I live in this zone because I am terrified. Terrified that when I venture out, putting my toe over the line, that the world will come crashing down on me. Like everyone is a dragon waiting for me to cross that boundary and they will swoop down and consume me. They will throw negative thought after negative thought at me. Or I will make a bad impression and they will never forget it. Or I won’t make an impression and I will cease to exist to them. I will remain invisible as always. That is what is outside that comfort zone, at least in my head.
I tried for years to deal on my own. I would jump over the line and then slink back in because it was all too much. My imagination would take off creating all these horrendous scenarios and I would just curl up into a ball and refuse to move. If I didn’t move then those scenarios were dead in the water. It wasn’t working.
So I made a decision, I needed to find someone to help me. My family is great but they don’t understand. I needed someone who could try to give me tips and advice and ways to work with the fear. I found a therapist to talk to and quickly realized that I knew what I was doing was absurd.
No, people weren’t going to attack me as soon as I opened my mouth. And if they did, I didn’t need them. Yes, this introduction or that interaction might go wrong but I can walk away. I can walk away and my life is not over. The chances of that one person having a hugely detrimental effect on my life from this point onwards because of one dumb thing I said is very very small. I know all this, I know I am being too hard on myself. I know I am obsessing and I need to stop. Now I am learning how to do just that.
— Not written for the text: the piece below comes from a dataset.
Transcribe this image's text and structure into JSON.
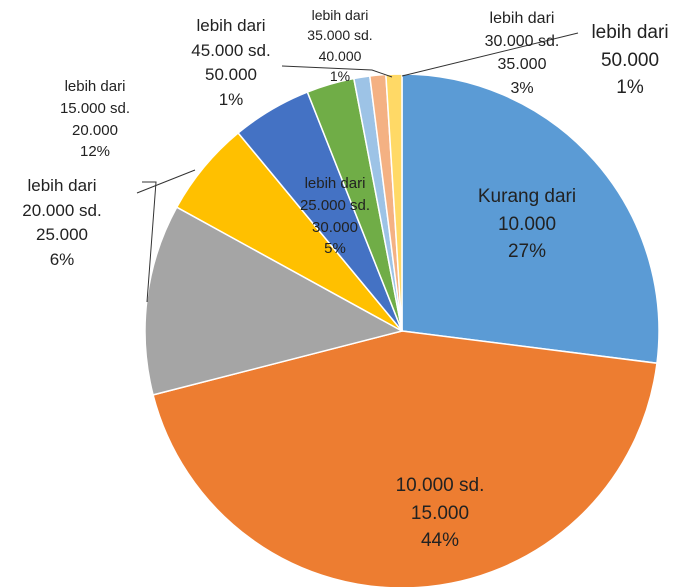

This was a big step for me. Not only did I actually walk into this meeting but I shared apart of myself with them. Did they get the best impression of me? No, they saw the quiet woman who is still living mostly in shadows but the important thing is they saw me. I let them see me and next time I will let them see a bit more.
I will never be the one who can go around a room and chat with everyone that is there. I will never be the one to jump at the chance to talk to a stranger. But I am slowly learning to not fear those unknowns. Yes, it can go bad and Yes, it can go well. But I will never know until I actually try.